Entrar allí sería inútil. Las cosas de los hombres hablan su mismo lenguaje, que el sapo no entiende, y además pierden significado cuando sus dueños se desentienden de ellas, dejan de estar animadas, se vuelven galimatías, jeroglíficos, como si tuviesen fecha de expiración al igual que las latas de la despensa, el Nesquik abierto y los alimentos de la heladera, inservibles como el dentífrico que se endurece, o los libros sin lectores, o los relojes sin una mano que les dé cuerda.

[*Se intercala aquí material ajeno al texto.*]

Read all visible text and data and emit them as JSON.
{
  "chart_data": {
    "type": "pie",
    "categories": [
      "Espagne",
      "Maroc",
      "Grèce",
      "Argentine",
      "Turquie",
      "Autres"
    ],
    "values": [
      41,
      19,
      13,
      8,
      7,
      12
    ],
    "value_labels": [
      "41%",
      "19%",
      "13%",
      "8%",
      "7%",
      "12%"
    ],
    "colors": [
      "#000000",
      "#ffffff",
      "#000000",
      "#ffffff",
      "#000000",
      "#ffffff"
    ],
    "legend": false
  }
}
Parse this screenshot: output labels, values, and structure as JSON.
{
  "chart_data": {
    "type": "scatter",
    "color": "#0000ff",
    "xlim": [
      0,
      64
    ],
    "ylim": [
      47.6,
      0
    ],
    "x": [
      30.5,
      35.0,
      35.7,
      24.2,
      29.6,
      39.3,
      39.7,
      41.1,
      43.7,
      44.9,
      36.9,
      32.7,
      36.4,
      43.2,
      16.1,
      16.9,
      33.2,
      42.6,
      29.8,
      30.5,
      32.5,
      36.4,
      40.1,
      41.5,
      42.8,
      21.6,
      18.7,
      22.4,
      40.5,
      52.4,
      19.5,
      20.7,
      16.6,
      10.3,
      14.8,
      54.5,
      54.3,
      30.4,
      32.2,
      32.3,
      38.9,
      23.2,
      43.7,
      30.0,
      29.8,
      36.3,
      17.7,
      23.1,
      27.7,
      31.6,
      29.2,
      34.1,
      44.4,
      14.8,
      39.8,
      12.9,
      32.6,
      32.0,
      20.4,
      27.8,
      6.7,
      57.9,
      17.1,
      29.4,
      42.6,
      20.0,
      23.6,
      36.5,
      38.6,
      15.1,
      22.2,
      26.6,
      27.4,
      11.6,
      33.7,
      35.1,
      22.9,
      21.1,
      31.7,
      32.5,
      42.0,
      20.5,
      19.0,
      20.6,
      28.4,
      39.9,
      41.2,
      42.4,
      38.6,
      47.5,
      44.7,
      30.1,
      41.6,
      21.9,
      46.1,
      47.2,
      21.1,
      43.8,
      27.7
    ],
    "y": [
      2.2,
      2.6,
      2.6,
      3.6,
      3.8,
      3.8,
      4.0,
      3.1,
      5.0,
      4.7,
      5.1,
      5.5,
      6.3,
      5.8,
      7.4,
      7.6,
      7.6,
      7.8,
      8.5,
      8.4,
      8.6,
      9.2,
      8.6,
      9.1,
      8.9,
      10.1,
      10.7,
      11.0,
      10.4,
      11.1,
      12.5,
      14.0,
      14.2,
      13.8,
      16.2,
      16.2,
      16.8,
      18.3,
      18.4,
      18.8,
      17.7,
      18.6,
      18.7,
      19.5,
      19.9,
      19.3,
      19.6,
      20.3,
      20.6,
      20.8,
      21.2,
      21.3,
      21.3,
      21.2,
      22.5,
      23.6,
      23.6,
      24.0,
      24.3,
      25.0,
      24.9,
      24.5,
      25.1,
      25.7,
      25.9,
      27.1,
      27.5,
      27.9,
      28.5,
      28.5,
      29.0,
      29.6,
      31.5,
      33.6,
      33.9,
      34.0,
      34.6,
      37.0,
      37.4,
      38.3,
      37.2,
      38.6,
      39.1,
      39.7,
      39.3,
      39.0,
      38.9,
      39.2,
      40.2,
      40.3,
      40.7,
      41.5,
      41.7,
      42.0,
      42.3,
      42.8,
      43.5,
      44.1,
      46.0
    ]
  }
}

Con sabiduría (ya se ha dicho que no se trata de un ejemplar cualquiera; quizá se deba a las dos manchas sobre el lomo), el sapo se retira, sintiendo alivio al pisar las hojas húmedas. El contacto con lo inerte le ha resecado la boca, se siente acalorado y sediento. Las hojas lo refrescan pero necesita más, le haría falta un chapuzón, la necesidad apremia, siente que la piel le cruje a cada salto y hasta le parece que el verde del que está tan orgulloso está perdiendo lustre. Debe tomar una decisión. El bebedero de los pájaros es una opción absurda, sería como regresar al desierto en busca de un oasis, y además está demasiado alto. El hilo de agua que corre en los bajos de la quinta es ideal, pero supone toda una travesía, para la que no se siente entonces preparado. Por suerte existe otro ojo de agua en las cercanías, uno que está a apenas segundos de distancia. La humedad que le llega desde allí, en infinitesimales partículas de agua, es un bálsamo para su piel.